Trump selects retired Marine general to head DOD

President-elect Donald Trump wants Gen. James Mattis (ret.) as his secretary of Defense.

James Mattis
 

Retired Marine General James Mattis

President-elect Donald Trump plans to nominate to name Gen. James Mattis (ret.) as secretary of Defense. The Washington Post reported the pick on Dec. 1, and Trump confirmed his choice later that evening at a rally in Cincinatti.

Mattis, a retired Marine general who led Middle East military efforts as head of Central Command, would require a special dispensation from Congress to take up the civilian post. U.S. law requires a seven-year layoff between military retirement and service in the top echelons of the Pentagon.

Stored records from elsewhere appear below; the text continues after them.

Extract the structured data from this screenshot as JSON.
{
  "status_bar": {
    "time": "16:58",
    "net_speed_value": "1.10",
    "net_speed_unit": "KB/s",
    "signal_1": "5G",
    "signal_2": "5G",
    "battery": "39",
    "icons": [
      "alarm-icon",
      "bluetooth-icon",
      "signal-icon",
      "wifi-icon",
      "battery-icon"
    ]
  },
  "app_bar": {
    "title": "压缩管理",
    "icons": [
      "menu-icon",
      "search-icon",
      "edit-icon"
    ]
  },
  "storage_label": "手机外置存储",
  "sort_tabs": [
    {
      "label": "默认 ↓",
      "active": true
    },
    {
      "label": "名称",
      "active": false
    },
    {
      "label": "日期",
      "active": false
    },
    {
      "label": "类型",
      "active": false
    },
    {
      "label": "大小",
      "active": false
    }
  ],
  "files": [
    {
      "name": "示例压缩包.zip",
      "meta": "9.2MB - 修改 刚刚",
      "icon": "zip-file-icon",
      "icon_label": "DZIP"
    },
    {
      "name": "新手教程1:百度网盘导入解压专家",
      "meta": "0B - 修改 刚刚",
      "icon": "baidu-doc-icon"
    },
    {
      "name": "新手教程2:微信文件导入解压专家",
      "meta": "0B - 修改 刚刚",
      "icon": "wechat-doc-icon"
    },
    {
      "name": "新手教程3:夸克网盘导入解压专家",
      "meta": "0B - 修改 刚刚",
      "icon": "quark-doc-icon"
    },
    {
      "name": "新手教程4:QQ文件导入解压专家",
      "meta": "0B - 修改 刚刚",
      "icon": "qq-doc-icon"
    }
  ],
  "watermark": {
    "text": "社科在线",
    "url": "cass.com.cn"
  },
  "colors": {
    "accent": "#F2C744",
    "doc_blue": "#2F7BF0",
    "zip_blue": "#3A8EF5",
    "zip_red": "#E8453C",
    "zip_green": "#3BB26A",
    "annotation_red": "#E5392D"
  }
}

Mattis is known as a critic of President Obama's Middle East policy, and particularly of the nuclear deal with Iran. He's also a critic of the sequestration regime that emerged from the 2011 budget bill.

He told the Senate Armed Services Committee in 2015, after his retirement from the Marines, that, "No foe in the field can wreck such havoc on our security that mindless sequestration is achieving." He said that sequestration is "costing military readiness and long-term capability while sapping troop morale."

Mattis also is a determined enemy of that scourge of military culture – the PowerPoint presentation. In 2010, Mattis told attendees at a military conference, "PowerPoint makes us stupid."

And as CENTCOM commander in 2013, Mattis cautioned about the dark side of social media and networked technologies. "Modern communications and social media have the potential to both empower and endanger people," he said. "While they can enable users to better understand their social circumstances and provide ways to organize to improve them, they can also make people more vulnerable to manipulation by malevolent actors. The increasing role of our adversaries in cyberspace necessitates additional emphasis and urgency on a targeted expansion of our presence, influence, capabilities and the authorities necessary to maintain an advantage in cyberspace."

More broadly, Mattis has suggested a desire to break down the siloes and change the culture of DOD. In 2010, as head of the U.S. Joint Forces Command, Mattis said, "Command and control implies trust – an alien concept today [in the Defense Department]. It shouldn’t be need-to-know, it should be need-to-share."